It is hijacking a process that has network access at runtime not build time.
The build hack grabs files from the repo and inspects build parameters (in a benign way, everyone checks whether you are running on X platform etc)
Another way of thinking about the problem is that right now every line of code within a process runs with the same permissions. If we could restrict what 3rd party libraries can do - via checks either at build time or runtime - then supply chain attacks like this would be much harder to pull off.
I agree that it wouldn’t stop this library from injecting backdoors into decompressed executables. But I still think it would be a big help anyway. It would stop this attack from working.
At the big picture, we need to acknowledge that we can’t implicitly trust opensource libraries on the internet. They are written by strangers, and if you wouldn’t invite them into your home you shouldn’t give them permission to execute arbitrary code with user level permissions on your computer.
I don’t think there are any one size fits all answers here. And I can’t see a way to make your “tainted output” idea work. But even so, cutting down the trusted surface area from “leftpad can cryptolocker your computer” to “Leftpad could return bad output” sounds like it would move us in the right direction.
The goal is to restrict what included libraries can do. As you say, in languages like Rust, Go or Swift, the mechanism to do this would also need to work with statically linked code to work. And thats quite tricky, because there are no isolation boundaries between functions in executables.
It should still be possible to build something like this. It would just be inconvenient. In rust, swift and go you'd probably want to implement something like this at compile time.

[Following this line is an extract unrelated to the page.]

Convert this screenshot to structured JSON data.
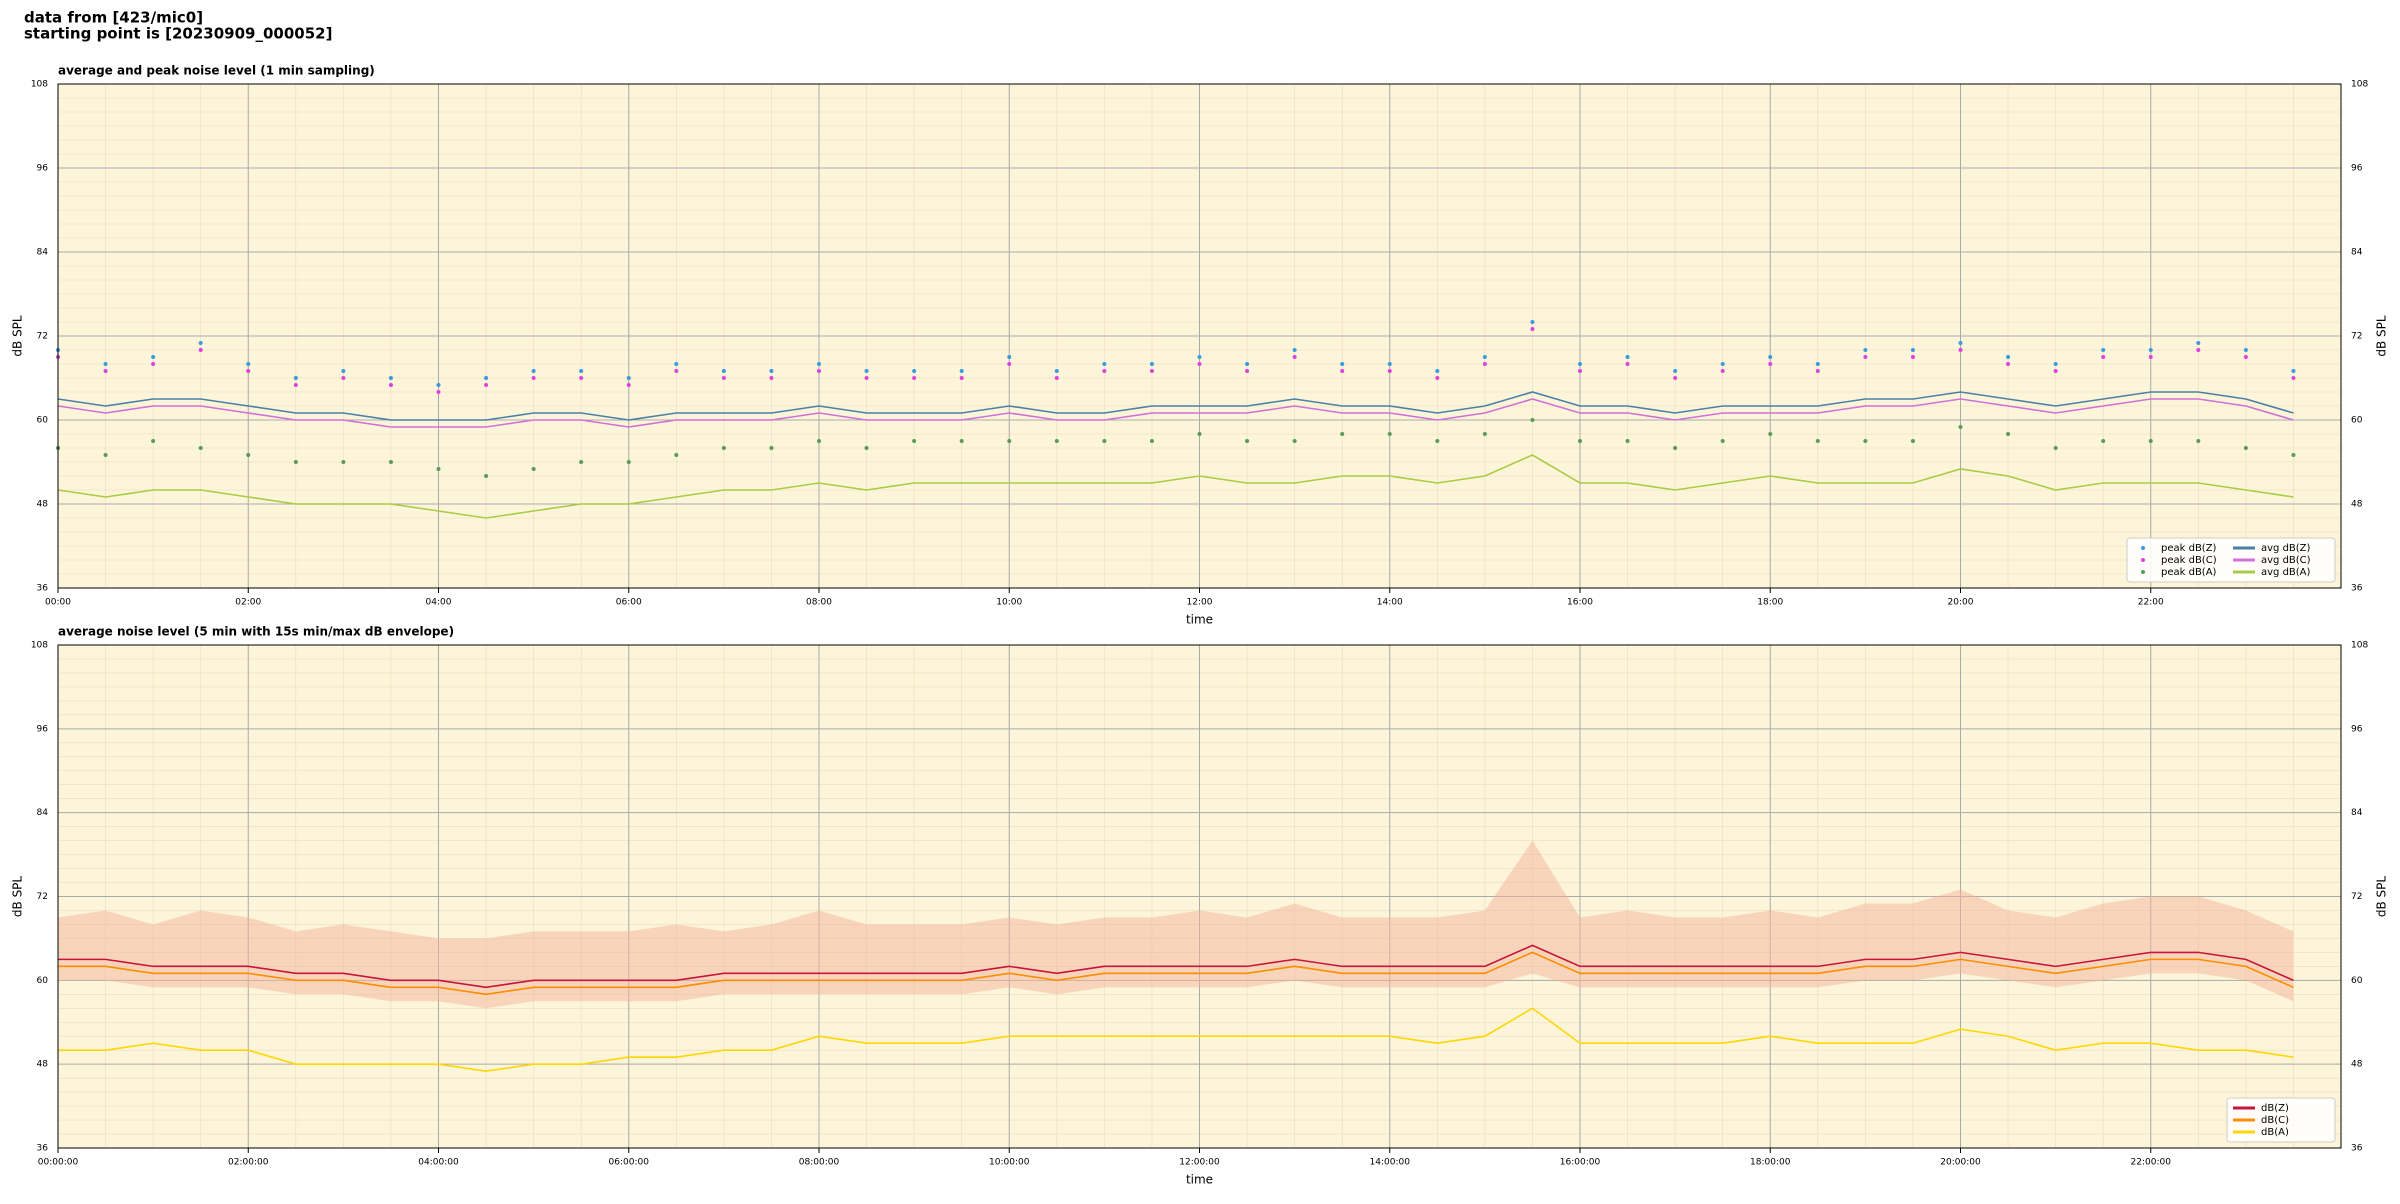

In rust, I'd start by banning unsafe in dependencies. (Or whitelisting which projects are allowed to use unsafe code.) Then add special annotations on all the methods in the standard library which need special permissions to run. For example, File::open, fork, exec, networking, and so on. In cargo.toml, add a way to specify which permissions your child libraries get. "Import serde, but give it no OS permissions". When you compile your program, the compiler can look at the call tree of each function to see what actually gets called, and make sure the permissions match up. If you call a function in serde which in turn calls File::open (directly or indirectly), and you didn't explicitly allow that, the program should fail to compile.
It should be fine for serde to contain some utility function that calls the banned File::open, so long as the utility function isn't called.
Permissions should be in a tree. As you get further out in the dependency tree, libraries get fewer permissions. If I pass permissions {X,Y} to serde, serde can pass permission {X} to one of its dependencies in turn. But serde can't pass permission {Q} to its dependency - since it doesn't have that capability itself.
Any libraries which use unsafe are sort of trusted to do everything. You might need to insist that any package which calls unsafe code is actively whitelisted by the cargo.toml file in the project root.